Unbalanced instabilities of rapidly rotating stratified shear flows

The linear stability of a rotating, stratified, inviscid horizontal plane Couette flow in a channel is studied in the limit of strong rotation and stratification. An energy argument is used to show that unstable perturbations must have large wavenumbers. This motivates the use of a WKB-approach which, in the first instance, provides an approximation for the dispersion relation of the various waves that can propagate in the flow. These are Kelvin waves, trapped near the channel walls, and inertia-gravity waves with or without turning points. Although, the wave phase speeds are found to be real to all algebraic orders in the Rossby number, we establish that the flow, whether cyclonic or anticyclonic, is unconditionally unstable.
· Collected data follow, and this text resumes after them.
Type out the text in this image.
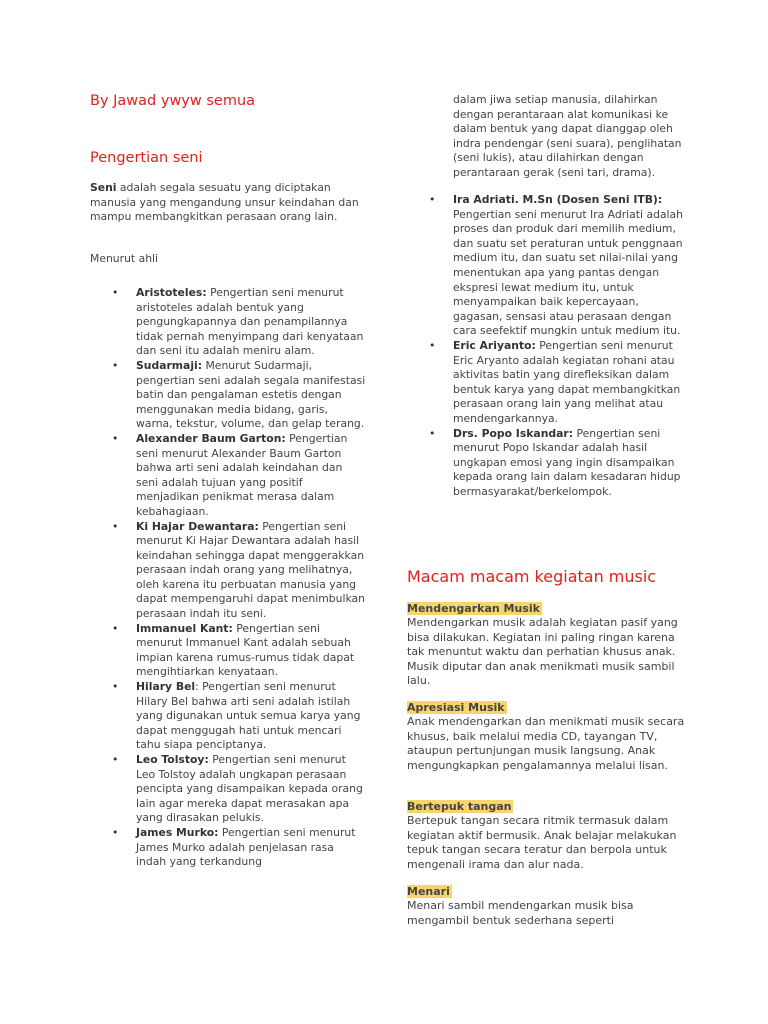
By Jawad ywyw semua
Pengertian seni

Seni adalah segala sesuatu yang diciptakan manusia yang mengandung unsur keindahan dan mampu membangkitkan perasaan orang lain.

Menurut ahli

• Aristoteles: Pengertian seni menurut aristoteles adalah bentuk yang pengungkapannya dan penampilannya tidak pernah menyimpang dari kenyataan dan seni itu adalah meniru alam.
• Sudarmaji: Menurut Sudarmaji, pengertian seni adalah segala manifestasi batin dan pengalaman estetis dengan menggunakan media bidang, garis, warna, tekstur, volume, dan gelap terang.
• Alexander Baum Garton: Pengertian seni menurut Alexander Baum Garton bahwa arti seni adalah keindahan dan seni adalah tujuan yang positif menjadikan penikmat merasa dalam kebahagiaan.
• Ki Hajar Dewantara: Pengertian seni menurut Ki Hajar Dewantara adalah hasil keindahan sehingga dapat menggerakkan perasaan indah orang yang melihatnya, oleh karena itu perbuatan manusia yang dapat mempengaruhi dapat menimbulkan perasaan indah itu seni.
• Immanuel Kant: Pengertian seni menurut Immanuel Kant adalah sebuah impian karena rumus-rumus tidak dapat mengihtiarkan kenyataan.
• Hilary Bel: Pengertian seni menurut Hilary Bel bahwa arti seni adalah istilah yang digunakan untuk semua karya yang dapat menggugah hati untuk mencari tahu siapa penciptanya.
• Leo Tolstoy: Pengertian seni menurut Leo Tolstoy adalah ungkapan perasaan pencipta yang disampaikan kepada orang lain agar mereka dapat merasakan apa yang dirasakan pelukis.
• James Murko: Pengertian seni menurut James Murko adalah penjelasan rasa indah yang terkandung

dalam jiwa setiap manusia, dilahirkan dengan perantaraan alat komunikasi ke dalam bentuk yang dapat dianggap oleh indra pendengar (seni suara), penglihatan (seni lukis), atau dilahirkan dengan perantaraan gerak (seni tari, drama).

• Ira Adriati. M.Sn (Dosen Seni ITB): Pengertian seni menurut Ira Adriati adalah proses dan produk dari memilih medium, dan suatu set peraturan untuk penggnaan medium itu, dan suatu set nilai-nilai yang menentukan apa yang pantas dengan ekspresi lewat medium itu, untuk menyampaikan baik kepercayaan, gagasan, sensasi atau perasaan dengan cara seefektif mungkin untuk medium itu.
• Eric Ariyanto: Pengertian seni menurut Eric Aryanto adalah kegiatan rohani atau aktivitas batin yang direfleksikan dalam bentuk karya yang dapat membangkitkan perasaan orang lain yang melihat atau mendengarkannya.
• Drs. Popo Iskandar: Pengertian seni menurut Popo Iskandar adalah hasil ungkapan emosi yang ingin disampaikan kepada orang lain dalam kesadaran hidup bermasyarakat/berkelompok.
Macam macam kegiatan music
Mendengarkan Musik

Mendengarkan musik adalah kegiatan pasif yang bisa dilakukan. Kegiatan ini paling ringan karena tak menuntut waktu dan perhatian khusus anak. Musik diputar dan anak menikmati musik sambil lalu.

Apresiasi Musik

Anak mendengarkan dan menikmati musik secara khusus, baik melalui media CD, tayangan TV, ataupun pertunjungan musik langsung. Anak mengungkapkan pengalamannya melalui lisan.

Bertepuk tangan

Bertepuk tangan secara ritmik termasuk dalam kegiatan aktif bermusik. Anak belajar melakukan tepuk tangan secara teratur dan berpola untuk mengenali irama dan alur nada.

Menari

Menari sambil mendengarkan musik bisa mengambil bentuk sederhana seperti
This is the result of linear resonances between waves with oppositely signed wave momenta. We derive asymptotic estimates for the instability growth rates, which are exponentially small in the Rossby number, and confirm them by numerical computations. Our results, which extend those of Kushner et al (1998) and Yavneh et al (2001), highlight the limitations of the so-called balanced models, widely used in geophysical fluid dynamics, which filter out Kelvin and inertia-gravity waves and hence predict the stability of the Couette flow. They are also relevant to the stability of Taylor-Couette flows and of astrophysical accretion discs.